Gutting Section 230 Will Harm The Most Marginalized
from the a-warning dept
Elliot Harmon, from EFF, has an excellent op-ed piece over at the Hill pointing out that nearly all the talking heads are getting it wrong when it comes to Section 230. It's not a gift to big internet companies. Indeed, as the piece argues, Facebook lobbied strongly for gutting 230 with FOSTA, and then took advantage of the gap in the market that was created after FOSTA became law:
Politicians on both sides of the aisle routinely treat Section 230 as a handout to tech companies — or a “gift,” as Rep. Nancy Pelosi (D-Calif.) recently put it. It’s a mistake to characterize large internet companies as the primary beneficiaries of Section 230. Let’s not forget that Facebook and other big internet companies actively lobbied for FOSTA, a law that made it considerably more difficult for a startup ever to unseat Facebook. You can’t make this up: Just a few weeks after the president signed FOSTA and multiple dating sites shut down, Facebook announced that it was entering the dating business.
There's a larger point in his piece as well. Pay attention to whose voices are left out of the debate on Section 230. It is the marginalized and the oppressed.
Section 230 isn’t a gift to big internet companies. It’s a gift to rural LGBTQ teenagers who depend every day on the safety of their online communities. It’s a gift to activists around the world using the internet to document human rights abuses. It’s a gift to women who rely on dating apps to meet people more safely. Yes, Section 230 is the First Amendment of the internet, but it’s also the Fourteenth Amendment of the internet. Section 230 says, “You are legal here.”

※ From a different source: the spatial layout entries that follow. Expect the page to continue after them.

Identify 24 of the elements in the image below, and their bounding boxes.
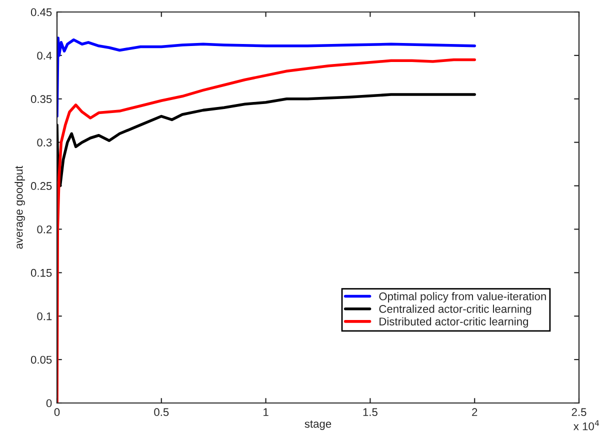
x-tick-label: 0	[54, 408, 60, 416]
y-tick-label: 0.05	[30, 356, 52, 364]
y-tick-label: 0.45	[30, 8, 52, 16]
x-tick-label: 1	[264, 408, 268, 416]
text: x 10$^{4}$	[574, 420, 600, 430]
x-tick-label: 1.5	[363, 408, 378, 416]
x-axis-title: stage	[304, 420, 332, 430]
y-tick-label: 0.4	[37, 52, 52, 60]
legend-label: Distributed actor-critic learning	[380, 317, 528, 328]
line-series	[57, 93, 476, 188]
y-tick-label: 0.15	[30, 268, 52, 277]
y-axis-title: average goodput	[14, 166, 25, 249]
y-tick-label: 0.2	[37, 225, 52, 234]
x-tick-label: 0.5	[154, 408, 169, 416]
y-tick-label: 0.3	[37, 138, 52, 146]
legend-label: Centralized actor-critic learning	[379, 304, 532, 316]
y-tick-label: 0	[46, 399, 52, 408]
x-tick-label: 2.5	[572, 408, 586, 416]
y-tick-label: 0.1	[37, 312, 52, 320]
y-tick-label: 0.25	[30, 182, 52, 190]
line-series	[57, 36, 476, 118]
legend-label: Optimal policy from value-iteration	[379, 292, 546, 302]
x-tick-label: 2	[472, 408, 478, 416]
y-tick-label: 0.35	[30, 95, 52, 104]
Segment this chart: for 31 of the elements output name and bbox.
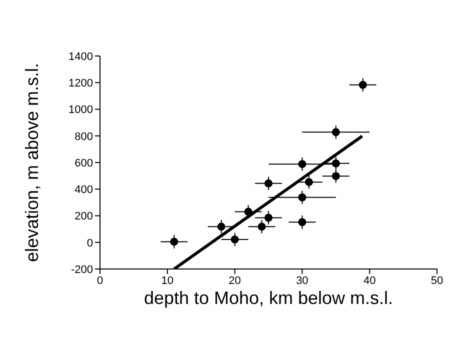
point [230,235,239,244]
x-tick-label: 30 [296,274,308,287]
y-axis-title: elevation, m above m.s.l. [22,62,42,262]
y-tick-label: 600 [74,157,93,170]
point [332,159,340,168]
point [358,80,367,89]
x-tick-label: 40 [363,274,376,287]
x-tick-label: 50 [430,274,444,287]
point [264,214,272,222]
point [304,178,313,186]
y-tick-label: -200 [70,264,93,276]
point [264,179,272,188]
y-tick-label: 400 [74,184,93,196]
y-tick-label: 800 [74,130,93,143]
point [298,193,306,202]
y-tick-label: 1200 [68,78,93,90]
point [332,172,340,180]
y-tick-label: 200 [74,210,93,223]
point [170,238,178,246]
point [298,160,306,168]
y-tick-label: 1400 [68,50,93,63]
point [332,128,340,136]
x-axis-title: depth to Moho, km below m.s.l. [144,288,394,308]
x-tick-label: 10 [161,274,174,287]
point [217,222,226,231]
x-tick-label: 20 [228,274,241,287]
point [298,218,306,226]
point [258,222,266,231]
x-tick-label: 0 [96,274,104,287]
y-tick-label: 0 [86,237,93,250]
y-tick-label: 1000 [68,104,93,116]
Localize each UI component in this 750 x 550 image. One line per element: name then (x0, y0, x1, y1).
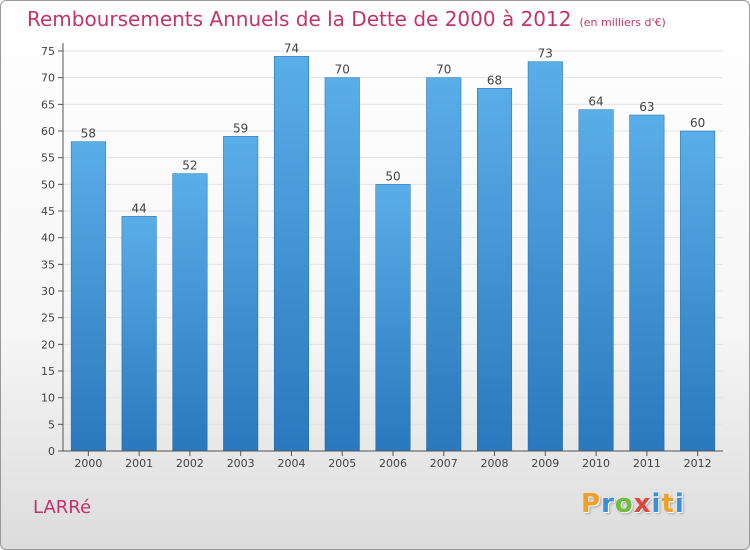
data-label: 58 (81, 127, 96, 141)
data-label: 68 (487, 73, 502, 87)
axes: 0 5 10 15 20 25 30 35 40 45 50 55 60 65 70 75 2000 2001 20… (41, 43, 723, 470)
y-tick-label: 30 (41, 285, 55, 298)
y-tick-label: 50 (41, 178, 55, 191)
logo-letter: o (614, 489, 634, 519)
bar-2009 (527, 61, 563, 452)
bar-2003 (223, 136, 259, 452)
data-labels: 58 44 52 59 74 70 50 70 68 73 64 63 60 (81, 41, 706, 215)
bar-2011 (629, 114, 665, 452)
bar-2010 (578, 109, 614, 452)
logo-letter: P (581, 489, 602, 519)
bar-2007 (426, 77, 462, 452)
chart-title-text: Remboursements Annuels de la Dette de 20… (27, 7, 572, 31)
y-tick-label: 55 (41, 152, 55, 165)
logo-letter: r (601, 489, 615, 519)
x-tick-label: 2007 (430, 457, 458, 470)
y-tick-label: 0 (48, 445, 55, 458)
x-tick-label: 2010 (582, 457, 610, 470)
data-label: 74 (284, 41, 299, 55)
logo-letter: i (651, 489, 662, 519)
x-tick-label: 2004 (277, 457, 305, 470)
chart-unit: (en milliers d'€) (579, 16, 666, 29)
logo-letter: x (633, 489, 652, 519)
x-tick-label: 2006 (379, 457, 407, 470)
proxiti-logo[interactable]: Proxiti (581, 489, 685, 519)
x-tick-label: 2001 (125, 457, 153, 470)
y-tick-label: 25 (41, 312, 55, 325)
data-label: 59 (233, 121, 248, 135)
data-label: 73 (538, 47, 553, 61)
y-tick-label: 60 (41, 125, 55, 138)
data-label: 52 (182, 159, 197, 173)
bar-2002 (172, 173, 208, 452)
x-tick-label: 2011 (633, 457, 661, 470)
x-tick-label: 2000 (74, 457, 102, 470)
bar-2006 (375, 184, 411, 452)
data-label: 70 (436, 63, 451, 77)
data-label: 64 (588, 95, 603, 109)
data-label: 50 (385, 169, 400, 183)
y-tick-label: 10 (41, 392, 55, 405)
x-tick-label: 2003 (227, 457, 255, 470)
bar-2000 (70, 141, 106, 452)
y-tick-label: 70 (41, 72, 55, 85)
chart-title: Remboursements Annuels de la Dette de 20… (27, 7, 666, 31)
y-tick-label: 40 (41, 232, 55, 245)
bars (70, 56, 716, 452)
bar-2005 (324, 77, 360, 452)
y-tick-label: 65 (41, 98, 55, 111)
data-label: 63 (639, 100, 654, 114)
data-label: 44 (132, 201, 147, 215)
x-tick-label: 2012 (684, 457, 712, 470)
data-label: 70 (335, 63, 350, 77)
logo-letter: i (674, 489, 685, 519)
y-tick-label: 20 (41, 338, 55, 351)
commune-name: LARRé (33, 497, 92, 518)
bar-2012 (680, 130, 716, 452)
bar-2001 (121, 216, 157, 452)
x-tick-label: 2005 (328, 457, 356, 470)
y-tick-label: 35 (41, 258, 55, 271)
x-tick-label: 2009 (531, 457, 559, 470)
logo-letter: t (661, 489, 675, 519)
bar-2008 (477, 88, 513, 452)
y-tick-label: 5 (48, 418, 55, 431)
x-tick-label: 2002 (176, 457, 204, 470)
y-tick-label: 15 (41, 365, 55, 378)
y-tick-label: 75 (41, 45, 55, 58)
bar-chart: 0 5 10 15 20 25 30 35 40 45 50 55 60 65 70 75 2000 2001 20… (41, 41, 723, 470)
x-tick-label: 2008 (481, 457, 509, 470)
bar-2004 (273, 56, 309, 452)
y-tick-label: 45 (41, 205, 55, 218)
data-label: 60 (690, 116, 705, 130)
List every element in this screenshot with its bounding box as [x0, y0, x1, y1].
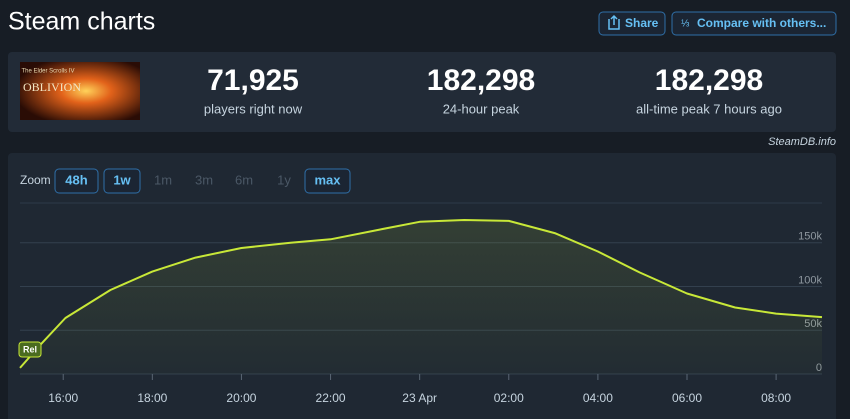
x-tick-label: 23 Apr [402, 391, 437, 405]
y-tick-label: 150k [798, 231, 822, 243]
x-tick-label: 04:00 [583, 391, 613, 405]
share-label: Share [625, 16, 659, 30]
source-label: SteamDB.info [768, 136, 836, 148]
x-tick-label: 08:00 [761, 391, 791, 405]
area [20, 220, 822, 374]
game-series: The Elder Scrolls IV [21, 69, 74, 75]
stat-label: players right now [204, 101, 303, 116]
player-line [19, 219, 823, 369]
stat-value: 182,298 [655, 64, 763, 97]
x-tick-label: 20:00 [226, 391, 256, 405]
compare-button[interactable] [671, 11, 837, 36]
x-tick-label: 02:00 [494, 391, 524, 405]
stats-panel [8, 52, 836, 132]
stat-label: 24-hour peak [443, 101, 520, 116]
stat-label: all-time peak 7 hours ago [636, 101, 782, 116]
zoom-button[interactable] [304, 168, 351, 194]
compare-label: Compare with others... [697, 16, 826, 30]
zoom-option[interactable]: 1y [277, 172, 291, 187]
zoom-button[interactable] [103, 168, 141, 194]
zoom-option[interactable]: max [314, 172, 341, 187]
release-label: Rel [23, 344, 37, 354]
zoom-option[interactable]: 48h [65, 172, 87, 187]
zoom-label: Zoom [20, 173, 51, 187]
x-tick-label: 22:00 [316, 391, 346, 405]
zoom-option[interactable]: 6m [235, 172, 253, 187]
x-tick-label: 18:00 [137, 391, 167, 405]
compare-icon: ⅓ [681, 19, 690, 30]
stat-value: 71,925 [207, 64, 299, 97]
stat-value: 182,298 [427, 64, 535, 97]
share-icon [608, 14, 620, 30]
release-badge [18, 341, 42, 358]
zoom-button[interactable] [54, 168, 99, 194]
page-title: Steam charts [8, 8, 155, 36]
zoom-option[interactable]: 1w [113, 172, 131, 187]
zoom-option[interactable]: 3m [195, 172, 213, 187]
x-tick-label: 16:00 [48, 391, 78, 405]
game-image[interactable] [20, 62, 140, 120]
zoom-option[interactable]: 1m [154, 172, 172, 187]
y-tick-label: 100k [798, 274, 822, 286]
game-title: OBLIVION [23, 80, 81, 94]
x-tick-label: 06:00 [672, 391, 702, 405]
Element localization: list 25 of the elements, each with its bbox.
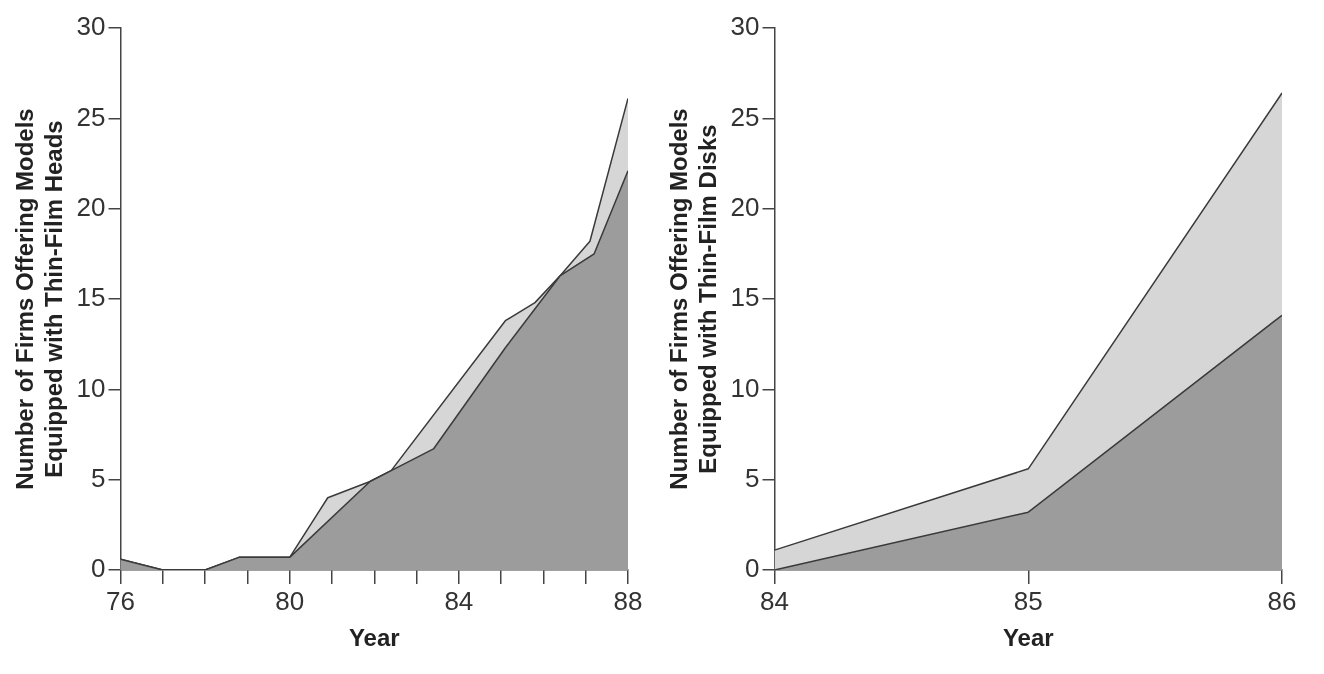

Section 230’s real beneficiaries are the historically disadvantaged communities that would risk exclusion from online discussions without it. Congress must listen to those voices before it’s too late.
Of course, in the minds of too many, Section 230 has come to represent "big internet." This is both misguided and misleading. Section 230 is what enables the rest of the internet to work, so that anyone can speak out. Without it, we move from an open internet for communications, to a closed broadcast internet, in which the marginalized and the oppressed have no safe space to speak.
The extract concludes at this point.